Use this interactive calculator to compute the gravitational force between two objects based on
Newton’s Law of Universal Gravitation.
Input the masses (in kilograms, grams, or pounds) and the distance (in meters, kilometers, or miles)
between their centers to get the gravitational force in Newtons (N).
Formula: \[ F = G \cdot \frac{m_1 \cdot m_2}{r^2} \] Where \( G = 6.67430 \times 10^{-11} \, \text{Nm}^2/\text{kg}^2 \)
Output:
Visualization: Force vs Distance
What is Gravitational Force and How Does the Calculator Work?
Gravitational force is the attractive force that exists between any two masses in the universe. It was first described mathematically by Sir Isaac Newton in his Law of Universal Gravitation.
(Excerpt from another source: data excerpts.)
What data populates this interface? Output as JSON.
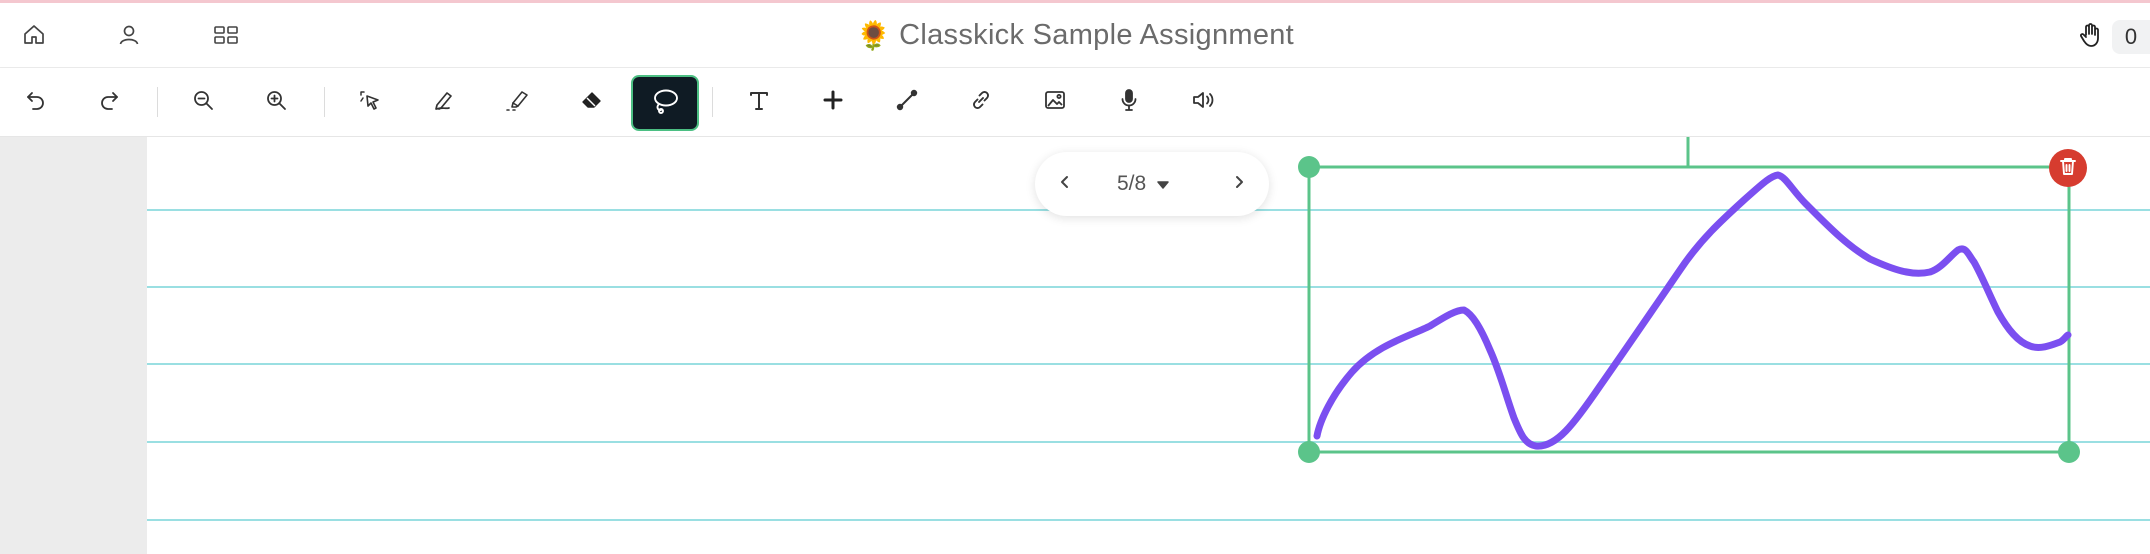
{
  "header": {
    "title_emoji": "🌻",
    "title": "Classkick Sample Assignment",
    "hand_count": "0",
    "icons": {
      "home": "home-icon",
      "user": "user-icon",
      "grid": "grid-icon",
      "hand": "raise-hand-icon"
    }
  },
  "toolbar": {
    "tools": [
      "undo",
      "redo",
      "zoom-out",
      "zoom-in",
      "select",
      "pen",
      "highlighter",
      "eraser",
      "lasso",
      "text",
      "sticker-plus",
      "line",
      "link",
      "image",
      "microphone",
      "audio"
    ],
    "active_tool": "lasso"
  },
  "pager": {
    "label": "5/8"
  },
  "selection": {
    "stroke_color": "#7b4ff0",
    "frame_color": "#5bc48a",
    "delete_color": "#d63c2f"
  },
  "colors": {
    "ruled_line": "#9adfe2",
    "active_tool_bg": "#0f1b24",
    "gutter": "#ececec"
  }
}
This fundamental force keeps planets in orbit, causes tides on Earth, and gives us our body weight.
Gravitational Force Calculator Formulas and Equations
1. Newton’s Law of Gravitation:
\[ F = G \cdot \frac{m_1 \cdot m_2}{r^2} \]
2. Weight on Earth:
\[ W = m \cdot g \]
3. Gravitational acceleration at a planet’s surface:
\[ g = \frac{G \cdot M}{R^2} \]
How to Use the Gravitational Force Calculator (Step-by-Step Guide)
- Enter the Mass 1 and select its unit (kg, g, lb).
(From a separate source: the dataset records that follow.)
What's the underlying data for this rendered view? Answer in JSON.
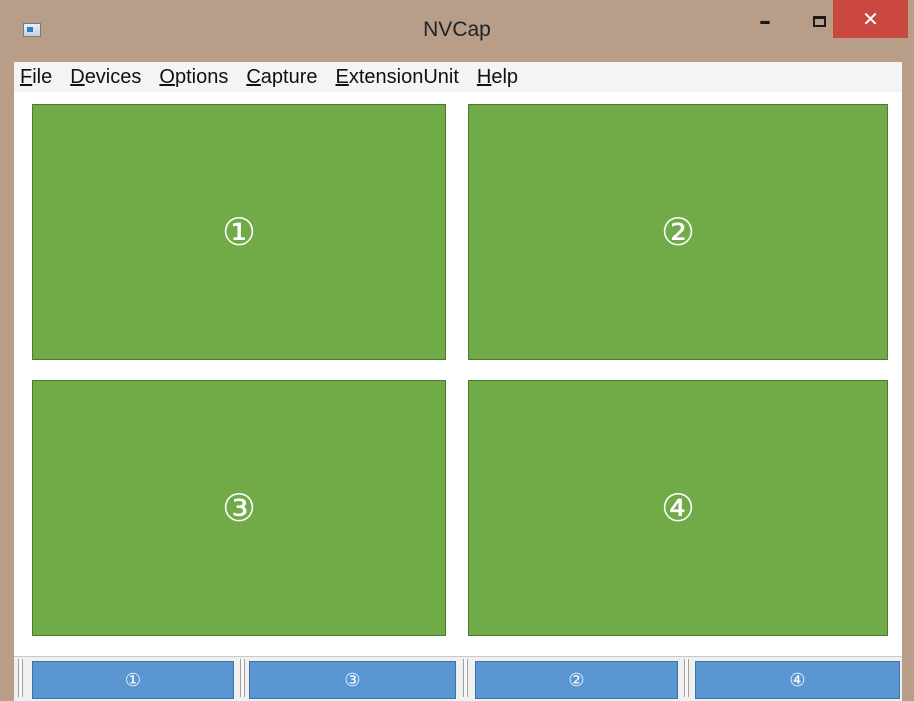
{
  "window": {
    "title": "NVCap",
    "controls": {
      "minimize": "–",
      "close": "✕"
    }
  },
  "menu": {
    "items": [
      {
        "accel": "F",
        "rest": "ile"
      },
      {
        "accel": "D",
        "rest": "evices"
      },
      {
        "accel": "O",
        "rest": "ptions"
      },
      {
        "accel": "C",
        "rest": "apture"
      },
      {
        "accel": "E",
        "rest": "xtensionUnit"
      },
      {
        "accel": "H",
        "rest": "elp"
      }
    ]
  },
  "panes": [
    {
      "label": "①"
    },
    {
      "label": "②"
    },
    {
      "label": "③"
    },
    {
      "label": "④"
    }
  ],
  "tabs": [
    {
      "label": "①"
    },
    {
      "label": "③"
    },
    {
      "label": "②"
    },
    {
      "label": "④"
    }
  ],
  "colors": {
    "titlebar": "#b89d88",
    "close_button": "#c9473f",
    "pane_fill": "#71ab48",
    "tab_fill": "#5a97d2"
  },
  "icons": {
    "app": "window-app-icon",
    "minimize": "minimize-icon",
    "maximize": "maximize-icon",
    "close": "close-icon"
  }
}
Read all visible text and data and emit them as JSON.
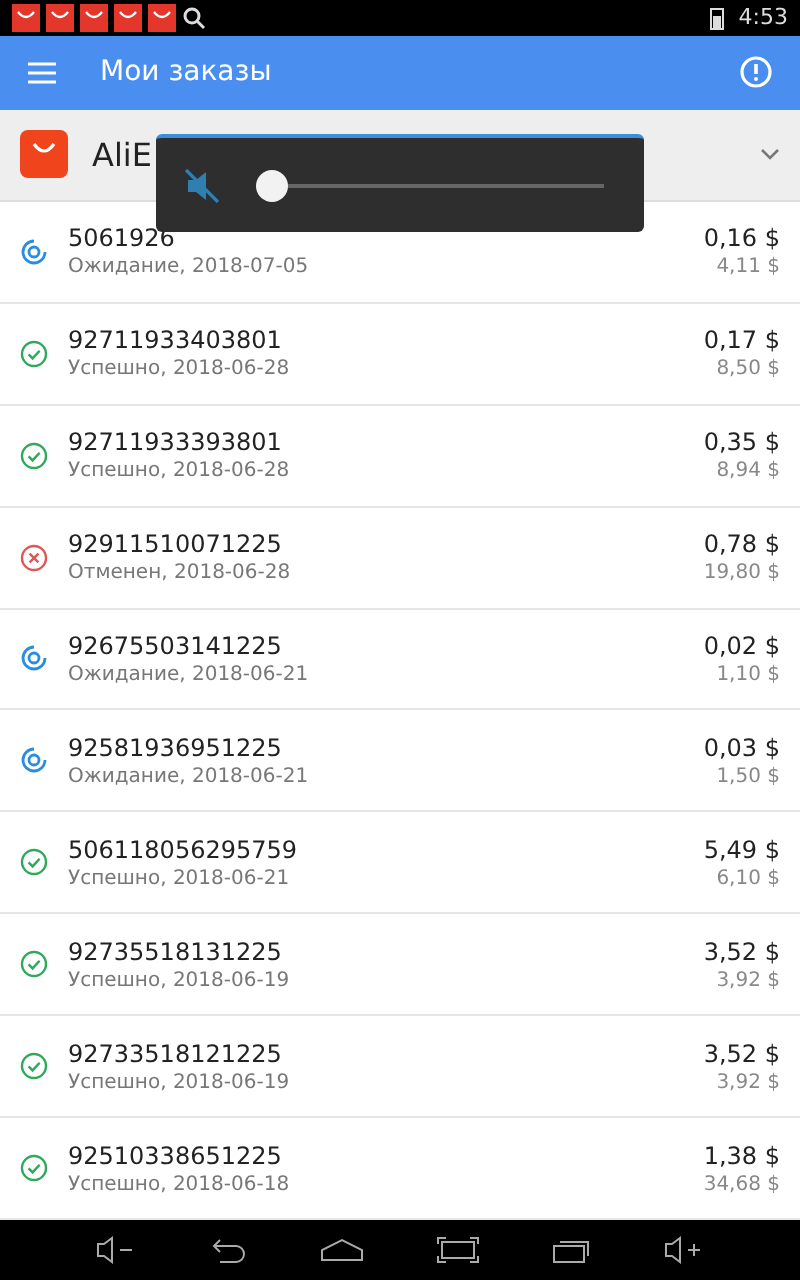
{
  "status_bar": {
    "time": "4:53"
  },
  "header": {
    "title": "Мои заказы"
  },
  "store": {
    "name": "AliE"
  },
  "volume": {
    "muted": true,
    "level": 0
  },
  "orders": [
    {
      "number": "5061926",
      "kind": "pending",
      "info": "Ожидание, 2018-07-05",
      "price": "0,16 $",
      "total": "4,11 $"
    },
    {
      "number": "92711933403801",
      "kind": "success",
      "info": "Успешно, 2018-06-28",
      "price": "0,17 $",
      "total": "8,50 $"
    },
    {
      "number": "92711933393801",
      "kind": "success",
      "info": "Успешно, 2018-06-28",
      "price": "0,35 $",
      "total": "8,94 $"
    },
    {
      "number": "92911510071225",
      "kind": "cancelled",
      "info": "Отменен, 2018-06-28",
      "price": "0,78 $",
      "total": "19,80 $"
    },
    {
      "number": "92675503141225",
      "kind": "pending",
      "info": "Ожидание, 2018-06-21",
      "price": "0,02 $",
      "total": "1,10 $"
    },
    {
      "number": "92581936951225",
      "kind": "pending",
      "info": "Ожидание, 2018-06-21",
      "price": "0,03 $",
      "total": "1,50 $"
    },
    {
      "number": "506118056295759",
      "kind": "success",
      "info": "Успешно, 2018-06-21",
      "price": "5,49 $",
      "total": "6,10 $"
    },
    {
      "number": "92735518131225",
      "kind": "success",
      "info": "Успешно, 2018-06-19",
      "price": "3,52 $",
      "total": "3,92 $"
    },
    {
      "number": "92733518121225",
      "kind": "success",
      "info": "Успешно, 2018-06-19",
      "price": "3,52 $",
      "total": "3,92 $"
    },
    {
      "number": "92510338651225",
      "kind": "success",
      "info": "Успешно, 2018-06-18",
      "price": "1,38 $",
      "total": "34,68 $"
    }
  ]
}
- Enter the Mass 2 and select its unit.
- Enter the Distance between the two centers and choose the unit (m, km, mi).
- Click Calculate to compute the gravitational force.
- Use the preset buttons for Earth–Moon or Earth–Sun examples.
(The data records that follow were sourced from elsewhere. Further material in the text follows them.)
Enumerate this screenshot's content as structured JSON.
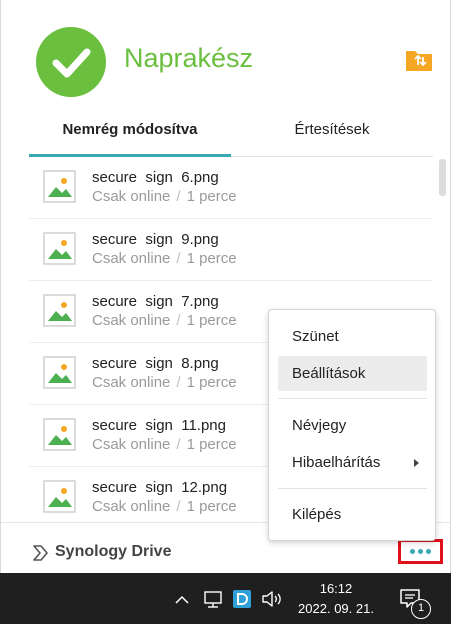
{
  "header": {
    "status_title": "Naprakész",
    "status_icon": "check-circle-icon",
    "status_color": "#6bbf3f",
    "action_icon": "folder-sync-icon",
    "action_color": "#f5a623"
  },
  "tabs": [
    {
      "label": "Nemrég módosítva",
      "active": true
    },
    {
      "label": "Értesítések",
      "active": false
    }
  ],
  "accent_color": "#3aa7b5",
  "files": [
    {
      "name": "secure  sign  6.png",
      "status": "Csak online",
      "time": "1 perce"
    },
    {
      "name": "secure  sign  9.png",
      "status": "Csak online",
      "time": "1 perce"
    },
    {
      "name": "secure  sign  7.png",
      "status": "Csak online",
      "time": "1 perce"
    },
    {
      "name": "secure  sign  8.png",
      "status": "Csak online",
      "time": "1 perce"
    },
    {
      "name": "secure  sign  11.png",
      "status": "Csak online",
      "time": "1 perce"
    },
    {
      "name": "secure  sign  12.png",
      "status": "Csak online",
      "time": "1 perce"
    }
  ],
  "footer": {
    "brand": "Synology Drive",
    "more_icon": "more-dots-icon"
  },
  "menu": {
    "items": [
      {
        "label": "Szünet"
      },
      {
        "label": "Beállítások",
        "hovered": true
      },
      {
        "label": "Névjegy"
      },
      {
        "label": "Hibaelhárítás",
        "submenu": true
      },
      {
        "label": "Kilépés"
      }
    ]
  },
  "taskbar": {
    "time": "16:12",
    "date": "2022. 09. 21.",
    "notification_count": "1"
  }
}
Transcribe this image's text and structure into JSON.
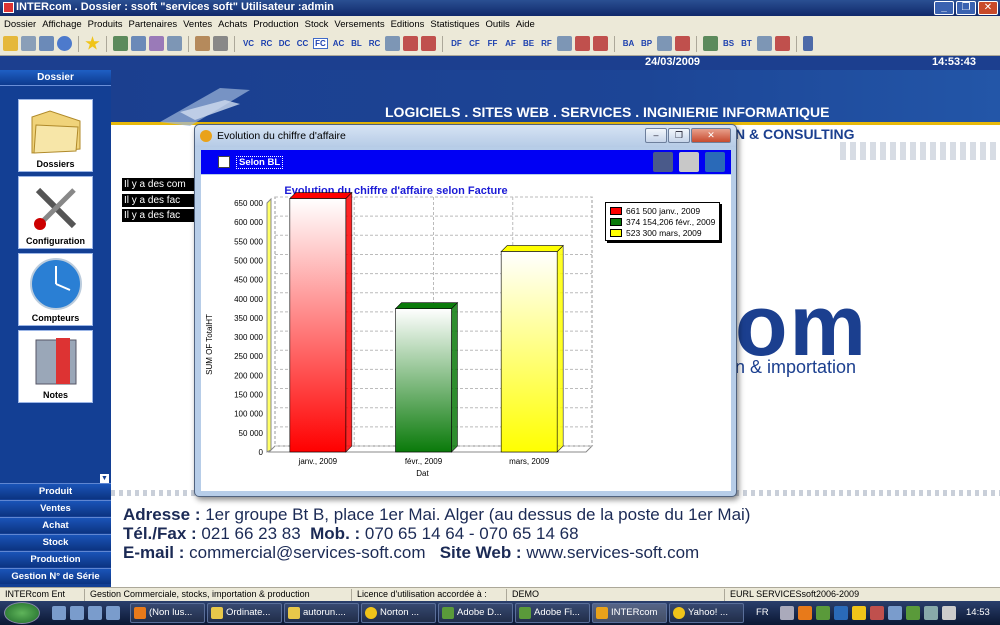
{
  "window": {
    "title": "INTERcom  . Dossier : ssoft  \"services soft\"  Utilisateur :admin",
    "controls": [
      "_",
      "❐",
      "✕"
    ]
  },
  "menu": [
    "Dossier",
    "Affichage",
    "Produits",
    "Partenaires",
    "Ventes",
    "Achats",
    "Production",
    "Stock",
    "Versements",
    "Editions",
    "Statistiques",
    "Outils",
    "Aide"
  ],
  "toolbar": {
    "labels": [
      "VC",
      "RC",
      "DC",
      "CC",
      "FC",
      "AC",
      "BL",
      "RC",
      "DF",
      "CF",
      "FF",
      "AF",
      "BE",
      "RF",
      "BA",
      "BP",
      "BS",
      "BT"
    ]
  },
  "header": {
    "date": "24/03/2009",
    "time": "14:53:43"
  },
  "sidebar": {
    "title": "Dossier",
    "tiles": [
      {
        "label": "Dossiers"
      },
      {
        "label": "Configuration"
      },
      {
        "label": "Compteurs"
      },
      {
        "label": "Notes"
      }
    ],
    "buttons": [
      "Produit",
      "Ventes",
      "Achat",
      "Stock",
      "Production",
      "Gestion N° de Série"
    ],
    "collapse": "▼"
  },
  "banner": {
    "slogan1": "LOGICIELS . SITES WEB . SERVICES . INGINIERIE INFORMATIQUE",
    "slogan2": "N & CONSULTING",
    "logo": "om",
    "subtitle": "n & importation"
  },
  "alerts": [
    "Il y a des com",
    "Il y a des fac",
    "Il y a des fac"
  ],
  "footer": {
    "address_label": "Adresse :",
    "address": "1er groupe Bt B, place 1er Mai. Alger (au dessus de la poste du 1er Mai)",
    "tel_label": "Tél./Fax :",
    "tel": "021 66 23 83",
    "mob_label": "Mob. :",
    "mob": "070 65 14 64 - 070 65 14 68",
    "email_label": "E-mail :",
    "email": "commercial@services-soft.com",
    "web_label": "Site Web :",
    "web": "www.services-soft.com"
  },
  "dialog": {
    "title": "Evolution du chiffre d'affaire",
    "checkbox_label": "Selon BL",
    "checkbox_checked": false,
    "controls": [
      "–",
      "❐",
      "✕"
    ]
  },
  "chart_data": {
    "type": "bar",
    "title": "Evolution du chiffre d'affaire selon Facture",
    "xlabel": "Dat",
    "ylabel": "SUM OF TotalHT",
    "categories": [
      "janv., 2009",
      "févr., 2009",
      "mars, 2009"
    ],
    "values": [
      661500,
      374154.206,
      523300
    ],
    "colors": [
      "#ff0000",
      "#0a7a0a",
      "#ffff00"
    ],
    "ylim": [
      0,
      650000
    ],
    "yticks": [
      "0",
      "50 000",
      "100 000",
      "150 000",
      "200 000",
      "250 000",
      "300 000",
      "350 000",
      "400 000",
      "450 000",
      "500 000",
      "550 000",
      "600 000",
      "650 000"
    ],
    "legend": [
      "661 500 janv., 2009",
      "374 154,206 févr., 2009",
      "523 300 mars, 2009"
    ],
    "legend_position": "top-right",
    "grid": true
  },
  "statusbar": [
    "INTERcom Ent",
    "Gestion Commerciale, stocks, importation & production",
    "Licence d'utilisation accordée à :",
    "DEMO",
    "EURL SERVICESsoft2006-2009"
  ],
  "taskbar": {
    "tasks": [
      "(Non lus...",
      "Ordinate...",
      "autorun....",
      "Norton ...",
      "Adobe D...",
      "Adobe Fi...",
      "INTERcom",
      "Yahoo! ..."
    ],
    "lang": "FR",
    "clock": "14:53"
  }
}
- Check the formula derivation and Force vs Distance chart for deeper insights.
Gravitational Force Calculator Example (Earth & Moon)
Let’s calculate the gravitational force between:
- Earth: 5.972e24 kg
- Moon: 7.348e22 kg
- Distance: 3.844e8 m
Substituting values into the formula: \[ F = (6.67430 \times 10^{-11}) \cdot \frac{(5.972 \times 10^{24})(7.348 \times 10^{22})}{(3.844 \times 10^8)^2} \]
Result: \( 1.9821 \times 10^{20} \, N \)
Important Notes When Using the Gravitational Force Calculator
- The calculation assumes point masses or spherically symmetric objects.
- Use scientific notation (e.g., 5.972e24) for large numbers.
- Distance must be greater than 0 to avoid division by zero.
- This calculator uses Newtonian mechanics — relativistic effects are not included.
Real-Life Uses and Applications of Gravitational Force
- Astronomy: Predicting planetary orbits and interactions.
- Space Exploration: Planning rocket launches and space missions.
- Tides: Understanding the effect of Moon and Sun on Earth’s oceans.
- Sports Science: Ball flight, jumps, and projectile motion analysis.
- Engineering: Designing stable structures considering weight and load.
Key Applications
- Explains planetary orbits and satellite motion
- Used in space trajectory planning
- Helps calculate weight variation on different planets
Benefits of This Calculator
- Simple inputs with unit conversion
- Step-by-step substitution and derivation
- Force vs Distance interactive chart
- Preset real-world examples
- Educational for students, teachers, and engineers
FAQs
What is the gravitational constant?
\( G = 6.67430 \times 10^{-11} \, Nm^2/kg^2 \). It defines the strength of gravity between two bodies.
Does gravitational force ever become zero?
No, but it decreases with the square of the distance. At very large distances, it becomes negligible.
How is weight related to gravitational force?
Weight is simply the gravitational force Earth exerts on a body: \( W = m \cdot g \).
Can this calculator be used for satellites?
Yes, you can input the mass of Earth and the satellite along with their orbital distance to find the force. their orbital distance, you can calculate the gravitational force acting on the satellite.